I can't imagine any academic instruction doing it, but can you think of any that would broach how to deal with or control such extradiegetic resonances?
― Philip Nunez, Tuesday, 7 May 2019 19:01 (two years ago) link
I suppose there could be an academic treatise or some cultural aesthetic theory on the topic, but like many academic pursuits, would serve only to be another useless PHD thesis from which no one will derive any real world value. Some subjective phenomena are better left to be dealt with in a spontaneous, imaginative way by the individual. The fact that Donen died recently is far more resonant with me, though I don't let that affect the experience of appreciating his work.
― Peter Chung, Thursday, 9 May 2019 14:52 (two years ago) link
The thing about action movies, to me, is that they're kind of like a thrill ride or rock music even. Whether its The Matrix or Transformers 2, if your able to plug in to it, you can be elevated to a kind of ecstatic experience. Or you can find yourself unable to go along with it.
I still resonate deeply with the heroes journey, so that helps me plug in to an extent. Kung fu movies, Ninja Turtles movies.. I still feel the impact of these films from my childhood. They helped send me down a path that I am still very much engaged with.
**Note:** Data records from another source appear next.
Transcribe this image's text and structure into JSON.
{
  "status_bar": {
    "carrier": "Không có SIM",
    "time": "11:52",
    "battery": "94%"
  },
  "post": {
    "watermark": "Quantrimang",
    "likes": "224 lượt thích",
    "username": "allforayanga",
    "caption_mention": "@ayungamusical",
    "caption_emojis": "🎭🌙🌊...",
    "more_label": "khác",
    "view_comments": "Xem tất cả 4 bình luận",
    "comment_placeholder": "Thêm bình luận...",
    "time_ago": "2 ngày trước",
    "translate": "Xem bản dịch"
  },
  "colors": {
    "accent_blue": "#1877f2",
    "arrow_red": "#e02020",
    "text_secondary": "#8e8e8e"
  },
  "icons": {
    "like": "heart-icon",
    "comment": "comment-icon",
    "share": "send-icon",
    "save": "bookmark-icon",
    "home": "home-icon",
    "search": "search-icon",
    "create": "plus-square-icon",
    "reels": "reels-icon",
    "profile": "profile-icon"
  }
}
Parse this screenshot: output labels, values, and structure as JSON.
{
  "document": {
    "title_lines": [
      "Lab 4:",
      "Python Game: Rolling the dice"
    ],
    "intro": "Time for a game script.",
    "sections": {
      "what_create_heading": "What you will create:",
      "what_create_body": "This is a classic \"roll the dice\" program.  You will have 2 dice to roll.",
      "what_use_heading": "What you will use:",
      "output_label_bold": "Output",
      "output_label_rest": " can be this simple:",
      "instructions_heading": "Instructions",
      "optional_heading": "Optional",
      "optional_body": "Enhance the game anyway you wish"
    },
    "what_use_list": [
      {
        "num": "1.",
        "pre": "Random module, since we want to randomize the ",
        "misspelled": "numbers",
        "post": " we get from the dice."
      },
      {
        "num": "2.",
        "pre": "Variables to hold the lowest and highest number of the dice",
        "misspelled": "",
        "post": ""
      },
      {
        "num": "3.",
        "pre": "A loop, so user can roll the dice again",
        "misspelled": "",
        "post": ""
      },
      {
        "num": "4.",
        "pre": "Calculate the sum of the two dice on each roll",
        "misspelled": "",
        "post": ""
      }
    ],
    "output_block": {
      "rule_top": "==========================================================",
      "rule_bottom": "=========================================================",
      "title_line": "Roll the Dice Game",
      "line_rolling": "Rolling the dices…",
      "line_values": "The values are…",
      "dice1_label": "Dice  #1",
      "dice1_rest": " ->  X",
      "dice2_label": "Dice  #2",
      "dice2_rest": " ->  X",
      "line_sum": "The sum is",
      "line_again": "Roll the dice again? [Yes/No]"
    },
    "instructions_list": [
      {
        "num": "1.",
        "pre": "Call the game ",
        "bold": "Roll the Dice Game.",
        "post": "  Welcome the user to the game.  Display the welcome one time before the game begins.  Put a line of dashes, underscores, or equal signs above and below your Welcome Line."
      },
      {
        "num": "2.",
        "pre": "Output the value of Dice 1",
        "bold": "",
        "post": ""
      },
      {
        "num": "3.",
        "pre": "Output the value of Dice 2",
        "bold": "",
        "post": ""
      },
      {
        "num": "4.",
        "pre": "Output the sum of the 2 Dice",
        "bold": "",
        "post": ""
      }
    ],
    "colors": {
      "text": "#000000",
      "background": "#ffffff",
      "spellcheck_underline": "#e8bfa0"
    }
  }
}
When films come along that manage to speak to me at this level its an awesome thing.
For better or worse it seems lots of people are still very much hopped up on the heroes journey. But that's a whole other discussion I guess.
Blair, my point was more about the problem of judging peoples levels of meaningful engagement with stories when we lack access to their experience.
― Sam G, Saturday, 11 May 2019 18:06 (two years ago) link
Sam, I agree entirely with you on the point of sometimes wanting simply to be swept away by a well done traditional heroes journey. Aquaman worked for me. It reinforces my view that it is not the story that is as important as the sensory experience of a movie. One sometimes finds deeper and unintended resonances in the most escapist films. Also I prefer Speed Racer to The Matrix. They both tell a similar story, but the lack of pretension in Speed Racer makes it feel more pure and sincere.
My favorite movies are often called pretentious by general audiences. But it is wrong to call a work pretentious that has lofty ambitions and succeeds in delivering them. To be pretentious means to make unwarranted claims.
― Peter Chung, Saturday, 11 May 2019 20:42 (two years ago) link
I recently discovered this thread and I've been thinking a lot about it. I've noticed as I watch more anime that a lot of them have the same issue as Ghost In The Shell: they're directed in a confusing way to create an illusion of depth. The recent anime short, Rick and Morty vs. Genocider, does this too. I was surprised to find fans generally like it, even though they've been struggling to figure out the plot. After a few watches, I think I understand what happened, but I had no emotional response to it except confusion.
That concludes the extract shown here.